A New Dream of Politics – go out and vote for it
The Booker prize-winning writer Ben Okri was called a genius by Jeremy Corbyn in his Labour party conference speech in 2015. Here he responds:
They say there is only one way for politics.
That it looks with hard eyes at the hard world
And shapes it with a ruler’s edge,
Measuring what is possible against
Acclaim, support, and votes.
They say there is only one way to dream
For the people, to give them not what they need
But food for their fears.
We measure the deeds of politicians
By their time in power.
But in ancient times they had another way.

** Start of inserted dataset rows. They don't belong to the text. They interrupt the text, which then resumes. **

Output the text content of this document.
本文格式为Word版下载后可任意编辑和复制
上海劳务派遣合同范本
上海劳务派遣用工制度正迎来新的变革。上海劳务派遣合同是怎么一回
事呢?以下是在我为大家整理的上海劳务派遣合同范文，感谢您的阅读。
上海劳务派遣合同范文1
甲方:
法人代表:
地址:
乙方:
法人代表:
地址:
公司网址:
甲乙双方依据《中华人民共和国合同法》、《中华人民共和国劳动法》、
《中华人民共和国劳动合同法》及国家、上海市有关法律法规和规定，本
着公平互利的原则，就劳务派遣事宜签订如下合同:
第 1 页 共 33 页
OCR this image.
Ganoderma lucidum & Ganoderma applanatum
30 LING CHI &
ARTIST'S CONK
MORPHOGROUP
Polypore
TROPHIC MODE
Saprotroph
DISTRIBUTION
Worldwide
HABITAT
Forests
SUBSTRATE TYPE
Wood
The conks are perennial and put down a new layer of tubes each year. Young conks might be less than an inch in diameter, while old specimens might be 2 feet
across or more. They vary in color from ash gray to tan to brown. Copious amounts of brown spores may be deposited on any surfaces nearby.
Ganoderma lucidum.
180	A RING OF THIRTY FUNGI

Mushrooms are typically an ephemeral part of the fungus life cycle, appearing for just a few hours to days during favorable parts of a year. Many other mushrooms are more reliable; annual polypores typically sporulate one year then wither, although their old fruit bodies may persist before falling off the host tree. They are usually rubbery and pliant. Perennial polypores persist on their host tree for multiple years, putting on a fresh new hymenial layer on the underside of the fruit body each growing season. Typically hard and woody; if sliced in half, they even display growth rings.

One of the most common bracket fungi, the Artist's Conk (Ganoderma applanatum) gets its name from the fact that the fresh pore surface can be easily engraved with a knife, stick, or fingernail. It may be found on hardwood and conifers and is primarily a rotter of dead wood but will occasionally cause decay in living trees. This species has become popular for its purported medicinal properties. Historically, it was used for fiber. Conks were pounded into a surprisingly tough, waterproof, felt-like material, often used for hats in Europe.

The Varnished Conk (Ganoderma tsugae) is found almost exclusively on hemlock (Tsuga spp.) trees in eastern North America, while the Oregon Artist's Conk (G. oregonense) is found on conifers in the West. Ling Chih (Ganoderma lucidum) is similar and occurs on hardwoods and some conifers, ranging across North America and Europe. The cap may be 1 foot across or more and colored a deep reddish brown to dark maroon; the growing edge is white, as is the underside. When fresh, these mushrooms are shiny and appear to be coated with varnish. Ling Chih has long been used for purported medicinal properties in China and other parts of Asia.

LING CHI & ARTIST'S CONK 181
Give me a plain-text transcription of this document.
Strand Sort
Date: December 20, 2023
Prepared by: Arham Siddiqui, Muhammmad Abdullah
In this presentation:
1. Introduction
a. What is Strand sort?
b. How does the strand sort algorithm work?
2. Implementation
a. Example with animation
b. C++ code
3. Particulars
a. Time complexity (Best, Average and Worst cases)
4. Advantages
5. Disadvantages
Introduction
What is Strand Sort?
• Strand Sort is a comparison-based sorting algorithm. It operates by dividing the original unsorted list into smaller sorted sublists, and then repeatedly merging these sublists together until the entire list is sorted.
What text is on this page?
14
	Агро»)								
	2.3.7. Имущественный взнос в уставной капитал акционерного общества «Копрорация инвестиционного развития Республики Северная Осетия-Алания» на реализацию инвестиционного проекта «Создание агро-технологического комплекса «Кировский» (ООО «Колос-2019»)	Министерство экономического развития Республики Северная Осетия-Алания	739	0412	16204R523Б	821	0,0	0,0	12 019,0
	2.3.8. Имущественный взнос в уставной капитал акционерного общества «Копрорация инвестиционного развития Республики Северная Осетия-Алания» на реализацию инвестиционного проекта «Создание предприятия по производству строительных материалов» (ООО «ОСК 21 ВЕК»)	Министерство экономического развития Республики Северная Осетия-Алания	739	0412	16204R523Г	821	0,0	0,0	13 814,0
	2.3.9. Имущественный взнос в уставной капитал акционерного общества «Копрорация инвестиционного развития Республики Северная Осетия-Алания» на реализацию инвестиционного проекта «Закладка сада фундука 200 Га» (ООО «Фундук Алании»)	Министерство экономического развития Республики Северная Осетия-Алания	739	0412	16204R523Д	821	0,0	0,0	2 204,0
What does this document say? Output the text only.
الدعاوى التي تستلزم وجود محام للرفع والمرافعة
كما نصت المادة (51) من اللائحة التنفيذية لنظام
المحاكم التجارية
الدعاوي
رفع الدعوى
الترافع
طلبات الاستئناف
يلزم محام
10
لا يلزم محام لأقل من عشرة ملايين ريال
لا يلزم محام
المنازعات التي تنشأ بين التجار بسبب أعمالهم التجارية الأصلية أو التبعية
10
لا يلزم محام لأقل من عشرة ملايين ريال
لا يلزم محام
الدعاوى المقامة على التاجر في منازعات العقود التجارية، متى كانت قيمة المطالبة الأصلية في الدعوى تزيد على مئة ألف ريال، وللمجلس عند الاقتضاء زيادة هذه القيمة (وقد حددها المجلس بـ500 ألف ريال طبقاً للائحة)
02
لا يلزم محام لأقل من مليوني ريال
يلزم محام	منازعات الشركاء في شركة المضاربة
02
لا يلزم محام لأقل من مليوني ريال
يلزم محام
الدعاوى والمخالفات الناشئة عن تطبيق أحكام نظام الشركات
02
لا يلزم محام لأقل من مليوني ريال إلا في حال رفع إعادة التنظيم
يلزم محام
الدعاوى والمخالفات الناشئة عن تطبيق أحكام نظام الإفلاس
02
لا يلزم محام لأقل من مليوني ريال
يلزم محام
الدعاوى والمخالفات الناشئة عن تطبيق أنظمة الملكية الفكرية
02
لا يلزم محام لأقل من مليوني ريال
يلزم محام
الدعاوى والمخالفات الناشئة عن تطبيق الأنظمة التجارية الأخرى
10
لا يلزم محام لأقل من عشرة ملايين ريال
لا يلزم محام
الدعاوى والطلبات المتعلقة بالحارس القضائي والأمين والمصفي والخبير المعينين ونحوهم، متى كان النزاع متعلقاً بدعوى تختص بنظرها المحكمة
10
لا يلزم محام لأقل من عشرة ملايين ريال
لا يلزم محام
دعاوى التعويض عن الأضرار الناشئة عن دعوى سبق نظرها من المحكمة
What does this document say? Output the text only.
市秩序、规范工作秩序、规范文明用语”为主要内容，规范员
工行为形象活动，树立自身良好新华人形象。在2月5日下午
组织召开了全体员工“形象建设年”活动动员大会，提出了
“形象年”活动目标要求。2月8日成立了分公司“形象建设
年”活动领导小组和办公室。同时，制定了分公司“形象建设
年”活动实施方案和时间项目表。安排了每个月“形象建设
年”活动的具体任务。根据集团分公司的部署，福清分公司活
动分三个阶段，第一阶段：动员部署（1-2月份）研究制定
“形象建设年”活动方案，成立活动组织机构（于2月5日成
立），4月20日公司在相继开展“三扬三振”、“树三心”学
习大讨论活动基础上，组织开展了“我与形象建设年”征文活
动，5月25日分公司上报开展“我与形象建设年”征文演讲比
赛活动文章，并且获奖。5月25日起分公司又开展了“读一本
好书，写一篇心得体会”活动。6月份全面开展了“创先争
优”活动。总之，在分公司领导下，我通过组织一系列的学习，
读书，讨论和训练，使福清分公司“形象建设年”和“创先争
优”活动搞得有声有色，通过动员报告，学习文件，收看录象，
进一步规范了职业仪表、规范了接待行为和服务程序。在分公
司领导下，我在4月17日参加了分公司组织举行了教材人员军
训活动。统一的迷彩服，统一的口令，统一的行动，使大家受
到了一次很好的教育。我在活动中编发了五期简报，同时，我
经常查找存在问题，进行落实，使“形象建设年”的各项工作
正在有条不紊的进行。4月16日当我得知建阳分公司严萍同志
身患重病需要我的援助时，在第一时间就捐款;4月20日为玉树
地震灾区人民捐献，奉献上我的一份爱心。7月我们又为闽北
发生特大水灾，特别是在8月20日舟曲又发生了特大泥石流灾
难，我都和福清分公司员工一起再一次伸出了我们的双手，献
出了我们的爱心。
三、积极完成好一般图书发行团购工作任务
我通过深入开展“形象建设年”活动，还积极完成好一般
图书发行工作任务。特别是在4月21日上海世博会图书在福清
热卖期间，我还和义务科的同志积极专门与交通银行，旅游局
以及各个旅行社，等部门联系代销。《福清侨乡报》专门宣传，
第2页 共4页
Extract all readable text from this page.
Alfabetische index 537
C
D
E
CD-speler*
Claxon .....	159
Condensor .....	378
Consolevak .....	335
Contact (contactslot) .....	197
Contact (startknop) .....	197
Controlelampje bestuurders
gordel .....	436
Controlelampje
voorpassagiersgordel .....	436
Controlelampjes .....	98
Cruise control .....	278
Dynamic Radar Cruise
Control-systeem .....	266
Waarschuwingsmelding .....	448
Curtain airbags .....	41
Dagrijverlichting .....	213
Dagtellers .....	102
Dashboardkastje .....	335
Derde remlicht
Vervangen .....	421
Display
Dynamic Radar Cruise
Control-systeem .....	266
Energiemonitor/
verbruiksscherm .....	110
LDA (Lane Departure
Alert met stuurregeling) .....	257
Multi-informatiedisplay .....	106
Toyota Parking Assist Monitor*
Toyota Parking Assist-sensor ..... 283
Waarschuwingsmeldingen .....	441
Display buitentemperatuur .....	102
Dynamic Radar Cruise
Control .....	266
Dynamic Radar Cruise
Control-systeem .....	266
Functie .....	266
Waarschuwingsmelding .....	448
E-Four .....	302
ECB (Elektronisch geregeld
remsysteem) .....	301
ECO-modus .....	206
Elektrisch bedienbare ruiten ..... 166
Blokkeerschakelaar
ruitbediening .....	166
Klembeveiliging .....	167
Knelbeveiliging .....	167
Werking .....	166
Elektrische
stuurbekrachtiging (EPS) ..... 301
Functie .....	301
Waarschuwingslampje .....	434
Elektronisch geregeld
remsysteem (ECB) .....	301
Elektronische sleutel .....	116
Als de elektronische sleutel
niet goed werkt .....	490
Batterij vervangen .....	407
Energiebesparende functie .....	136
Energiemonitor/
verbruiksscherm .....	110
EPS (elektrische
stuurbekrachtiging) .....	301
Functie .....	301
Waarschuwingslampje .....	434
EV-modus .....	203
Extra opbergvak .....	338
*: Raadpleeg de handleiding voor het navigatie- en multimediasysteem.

They measured greatness by the gold
Of contentment, by the enduring arts,
The laughter at the hearths,
The length of silence when the bards
Told of what was done by those who
Had the courage to make their lands
Happy, away from war, spreading justice
And fostering health,
The most precious of the arts
Of governance.
But we live in times that have lost
This tough art of dreaming
The best for its people,
Or so we are told by cynics
And doomsayers who see the end
Of time in blood-red moons.
Always when least expected an unexpected
Figure rises when dreams here have
Become like ashes. But when the light
Is woken in our hearts after the long
Sleep, they wonder if it is a fable.
Can we still seek the lost angels
Of our better natures?
Can we still wish and will
For poverty’s death and a newer way
To undo war, and find peace in the labyrinth
Of the Middle East, and prosperity
In Africa as the true way
To end the feared tide of immigration?
We dream of a new politics
That will renew the world
Under their weary suspicious gaze.
There’s always a new way,
A better way that’s not been tried before.